Central Sleep Apnea – Overview & Facts
Central sleep apnea is a breathing disorder that causes your body to decrease or stop the effort of breathing during sleep. This occurs in an off-and-on cycle. It is a result of a problem in the brain or heart. It is different from obstructive sleep apnea (OSA) because the problem is not caused by a blockage of the airway.
The brain and heart normally interact to direct, monitor, and change the amount of air that we breathe. The problem in central sleep apnea syndromes (CSA) is that the brain and heart move an abnormal amount of air into the lungs. CSA syndromes in adults are divided into these five categories:
- Primary Central Sleep Apnea — Cause is not known. The breathing pattern consists of the repetitive absence of breathing effort and air flow.

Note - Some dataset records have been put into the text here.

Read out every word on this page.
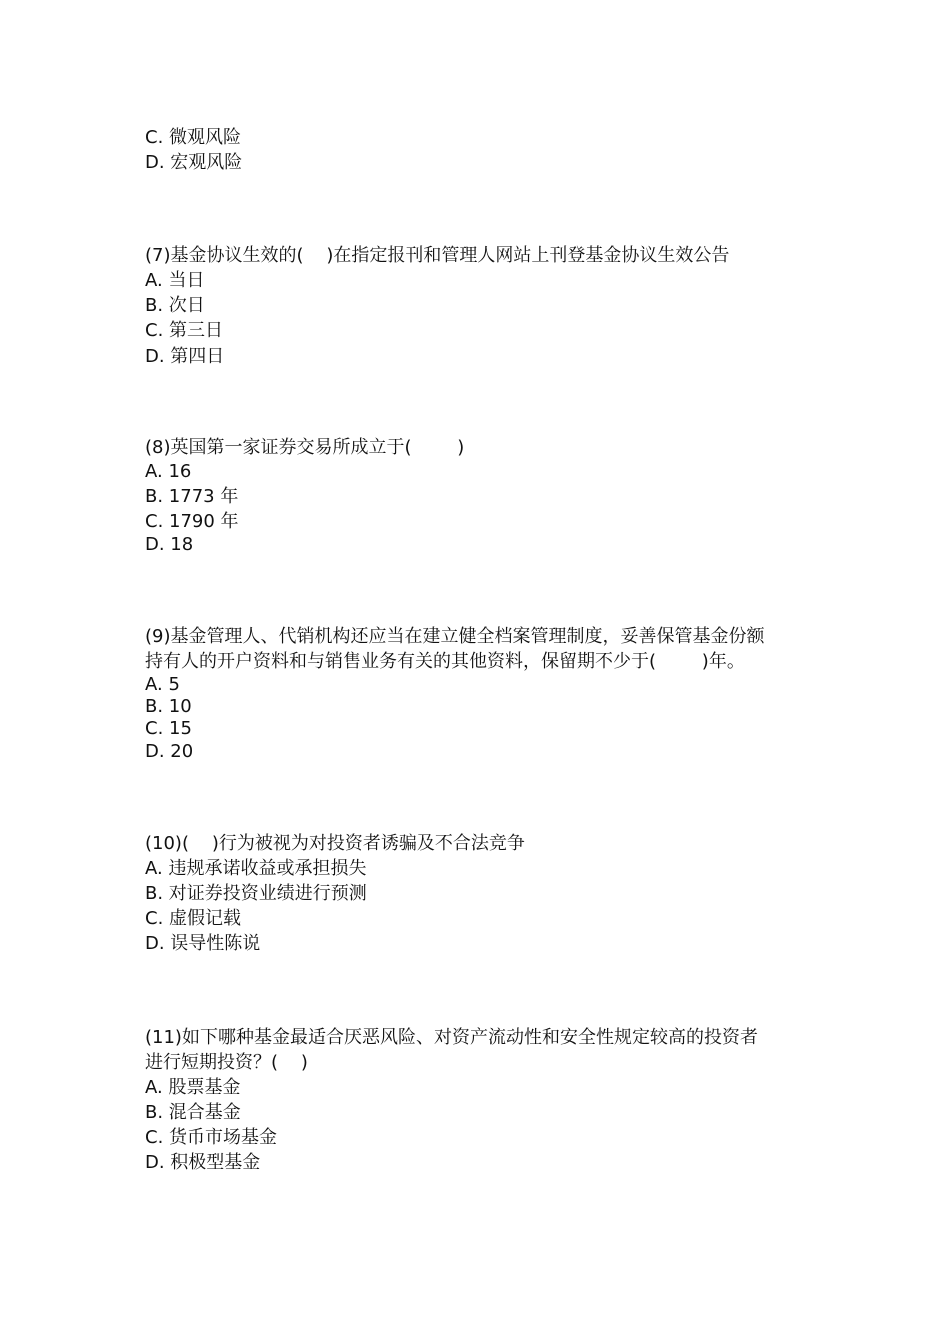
C. 微观风险
D. 宏观风险
(7)基金协议生效的(    )在指定报刊和管理人网站上刊登基金协议生效公告
A. 当日
B. 次日
C. 第三日
D. 第四日
(8)英国第一家证券交易所成立于(        )
A. 16
B. 1773 年
C. 1790 年
D. 18
(9)基金管理人、代销机构还应当在建立健全档案管理制度，妥善保管基金份额
持有人的开户资料和与销售业务有关的其他资料，保留期不少于(        )年。
A. 5
B. 10
C. 15
D. 20
(10)(    )行为被视为对投资者诱骗及不合法竞争
A. 违规承诺收益或承担损失
B. 对证券投资业绩进行预测
C. 虚假记载
D. 误导性陈说
(11)如下哪种基金最适合厌恶风险、对资产流动性和安全性规定较高的投资者
进行短期投资？(    )
A. 股票基金
B. 混合基金
C. 货币市场基金
D. 积极型基金
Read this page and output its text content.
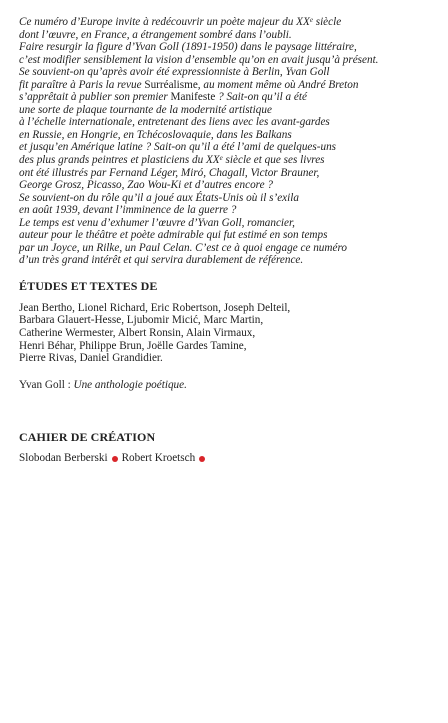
Ce numéro d’Europe invite à redécouvrir un poète majeur du XXe siècle
dont l’œuvre, en France, a étrangement sombré dans l’oubli.
Faire resurgir la figure d’Yvan Goll (1891-1950) dans le paysage littéraire,
c’est modifier sensiblement la vision d’ensemble qu’on en avait jusqu’à présent.
Se souvient-on qu’après avoir été expressionniste à Berlin, Yvan Goll
fit paraître à Paris la revue Surréalisme, au moment même où André Breton
s’apprêtait à publier son premier Manifeste ? Sait-on qu’il a été
une sorte de plaque tournante de la modernité artistique
à l’échelle internationale, entretenant des liens avec les avant-gardes
en Russie, en Hongrie, en Tchécoslovaquie, dans les Balkans
et jusqu’en Amérique latine ? Sait-on qu’il a été l’ami de quelques-uns
des plus grands peintres et plasticiens du XXe siècle et que ses livres
ont été illustrés par Fernand Léger, Miró, Chagall, Victor Brauner,
George Grosz, Picasso, Zao Wou-Ki et d’autres encore ?
Se souvient-on du rôle qu’il a joué aux États-Unis où il s’exila
en août 1939, devant l’imminence de la guerre ?
Le temps est venu d’exhumer l’œuvre d’Yvan Goll, romancier,
auteur pour le théâtre et poète admirable qui fut estimé en son temps
par un Joyce, un Rilke, un Paul Celan. C’est ce à quoi engage ce numéro
d’un très grand intérêt et qui servira durablement de référence.
ÉTUDES ET TEXTES DE
Jean Bertho, Lionel Richard, Eric Robertson, Joseph Delteil,
Barbara Glauert-Hesse, Ljubomir Micić, Marc Martin,
Catherine Wermester, Albert Ronsin, Alain Virmaux,
Henri Béhar, Philippe Brun, Joëlle Gardes Tamine,
Pierre Rivas, Daniel Grandidier.
Yvan Goll : Une anthologie poétique.
CAHIER DE CRÉATION
Slobodan Berberski Robert Kroetsch
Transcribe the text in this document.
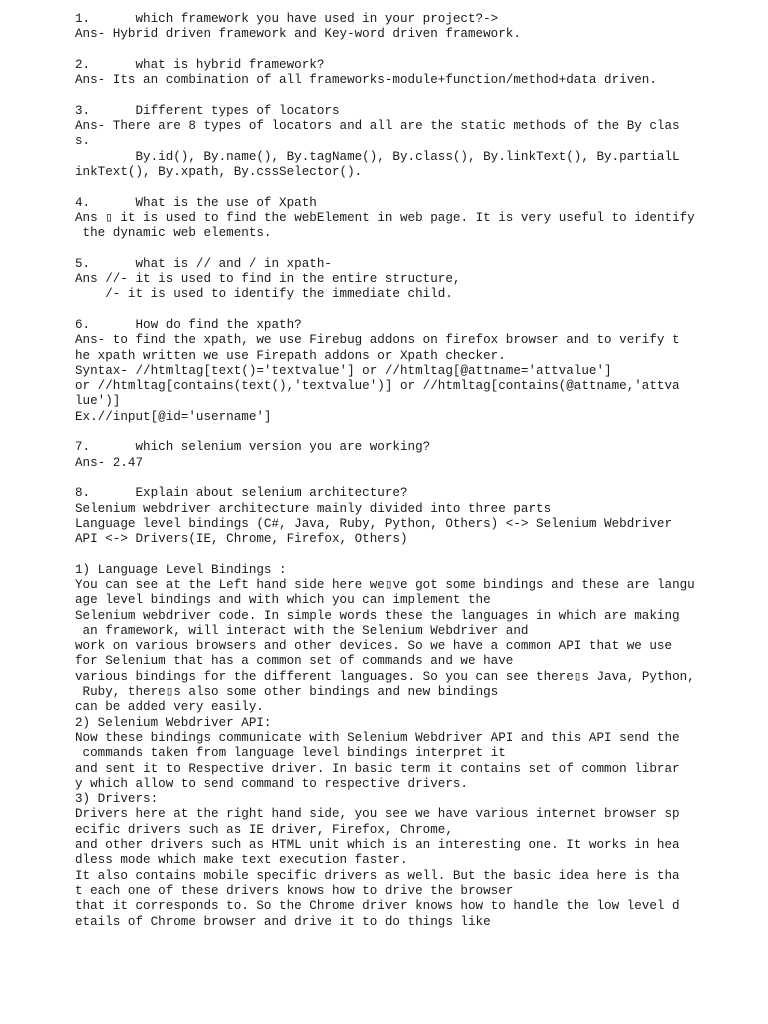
1.      which framework you have used in your project?->
Ans- Hybrid driven framework and Key-word driven framework.
2.      what is hybrid framework?
Ans- Its an combination of all frameworks-module+function/method+data driven.
3.      Different types of locators
Ans- There are 8 types of locators and all are the static methods of the By clas
s.
By.id(), By.name(), By.tagName(), By.class(), By.linkText(), By.partialL
inkText(), By.xpath, By.cssSelector().
4.      What is the use of Xpath
Ans ▯ it is used to find the webElement in web page. It is very useful to identify
the dynamic web elements.
5.      what is // and / in xpath-
Ans //- it is used to find in the entire structure,
/- it is used to identify the immediate child.
6.      How do find the xpath?
Ans- to find the xpath, we use Firebug addons on firefox browser and to verify t
he xpath written we use Firepath addons or Xpath checker.
Syntax- //htmltag[text()='textvalue'] or //htmltag[@attname='attvalue']
or //htmltag[contains(text(),'textvalue')] or //htmltag[contains(@attname,'attva
lue')]
Ex.//input[@id='username']
7.      which selenium version you are working?
Ans- 2.47
8.      Explain about selenium architecture?
Selenium webdriver architecture mainly divided into three parts
Language level bindings (C#, Java, Ruby, Python, Others) <-> Selenium Webdriver
API <-> Drivers(IE, Chrome, Firefox, Others)
1) Language Level Bindings :
You can see at the Left hand side here we▯ve got some bindings and these are langu
age level bindings and with which you can implement the
Selenium webdriver code. In simple words these the languages in which are making
an framework, will interact with the Selenium Webdriver and
work on various browsers and other devices. So we have a common API that we use
for Selenium that has a common set of commands and we have
various bindings for the different languages. So you can see there▯s Java, Python,
Ruby, there▯s also some other bindings and new bindings
can be added very easily.
2) Selenium Webdriver API:
Now these bindings communicate with Selenium Webdriver API and this API send the
commands taken from language level bindings interpret it
and sent it to Respective driver. In basic term it contains set of common librar
y which allow to send command to respective drivers.
3) Drivers:
Drivers here at the right hand side, you see we have various internet browser sp
ecific drivers such as IE driver, Firefox, Chrome,
and other drivers such as HTML unit which is an interesting one. It works in hea
dless mode which make text execution faster.
It also contains mobile specific drivers as well. But the basic idea here is tha
t each one of these drivers knows how to drive the browser
that it corresponds to. So the Chrome driver knows how to handle the low level d
etails of Chrome browser and drive it to do things like
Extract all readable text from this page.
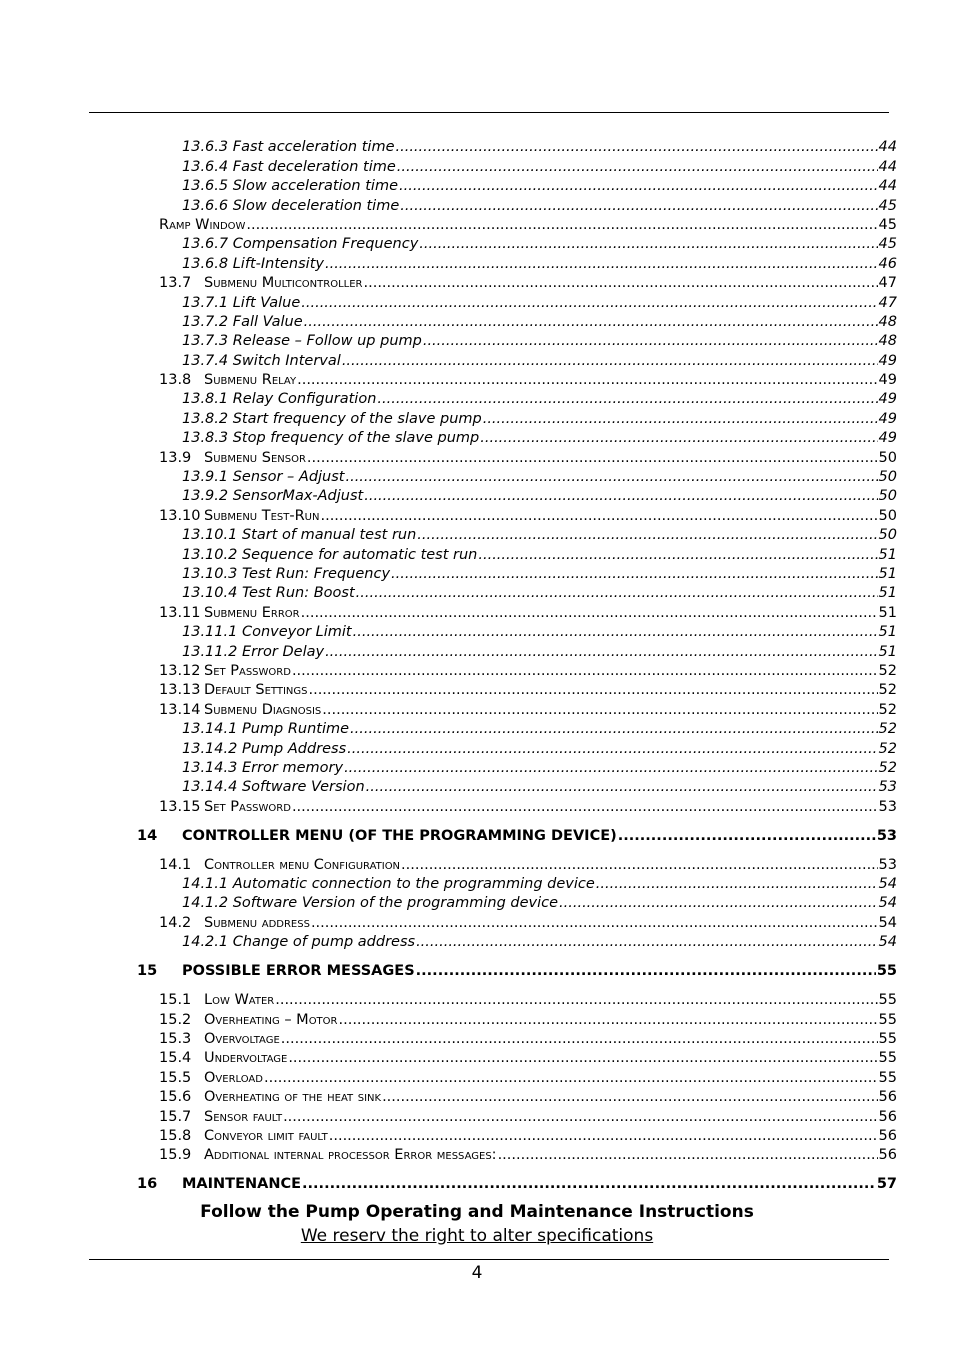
13.6.3 Fast acceleration time .....	44
13.6.4 Fast deceleration time .....	44
13.6.5 Slow acceleration time .....	44
13.6.6 Slow deceleration time .....	45
Ramp Window .....	45
13.6.7 Compensation Frequency .....	45
13.6.8 Lift-Intensity .....	46
13.7 Submenu Multicontroller .....	47
13.7.1 Lift Value .....	47
13.7.2 Fall Value .....	48
13.7.3 Release – Follow up pump .....	48
13.7.4 Switch Interval .....	49
13.8 Submenu Relay .....	49
13.8.1 Relay Configuration .....	49
13.8.2 Start frequency of the slave pump .....	49
13.8.3 Stop frequency of the slave pump .....	49
13.9 Submenu Sensor .....	50
13.9.1 Sensor – Adjust .....	50
13.9.2 SensorMax-Adjust .....	50
13.10 Submenu Test-Run .....	50
13.10.1 Start of manual test run .....	50
13.10.2 Sequence for automatic test run .....	51
13.10.3 Test Run: Frequency .....	51
13.10.4 Test Run: Boost .....	51
13.11 Submenu Error .....	51
13.11.1 Conveyor Limit .....	51
13.11.2 Error Delay .....	51
13.12 Set Password .....	52
13.13 Default Settings .....	52
13.14 Submenu Diagnosis .....	52
13.14.1 Pump Runtime .....	52
13.14.2 Pump Address .....	52
13.14.3 Error memory .....	52
13.14.4 Software Version .....	53
13.15 Set Password .....	53
14	CONTROLLER MENU (OF THE PROGRAMMING DEVICE) .....	53
14.1 Controller menu Configuration .....	53
14.1.1 Automatic connection to the programming device .....	54
14.1.2 Software Version of the programming device .....	54
14.2 Submenu address .....	54
14.2.1 Change of pump address .....	54
15	POSSIBLE ERROR MESSAGES .....	55
15.1 Low Water .....	55
15.2 Overheating – Motor .....	55
15.3 Overvoltage .....	55
15.4 Undervoltage .....	55
15.5 Overload .....	55
15.6 Overheating of the heat sink .....	56
15.7 Sensor fault .....	56
15.8 Conveyor limit fault .....	56
15.9 Additional internal processor Error messages: .....	56
16	MAINTENANCE .....	57
Follow the Pump Operating and Maintenance Instructions
We reserv the right to alter specifications
4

- Cheyne-Stokes Breathing Pattern — Cause is heart failure, stroke, and possibly kidney failure. The breathing pattern consists of a rhythmic increase and decrease of the breathing effort and the amount of air flow.
- Medical Condition Not Cheyne-Stokes — CSA caused by medical conditions, but without the typical Cheyne-Stokes breathing pattern. It is caused by heart and kidney problems. It may also result from a problem in the base of the brain where breathing is controlled.
- High-Altitude Periodic Breathing — Caused by sleeping at altitudes higher than about 15,000 feet. The breathing pattern is similar to the Cheyne-Stokes Breathing Pattern. The difference is that there is no history of heart failure, stroke, or kidney failure. Also, the cycle time is shorter.
- Due to Drug or Substance — Caused by the use of drugs, mainly pain medicines in the opioid category. Breathing may stop completely or increase and decrease in a regular pattern. Breathing can also be quite irregular. It can even have elements of obstruction such as the breathing that is seen in OSA.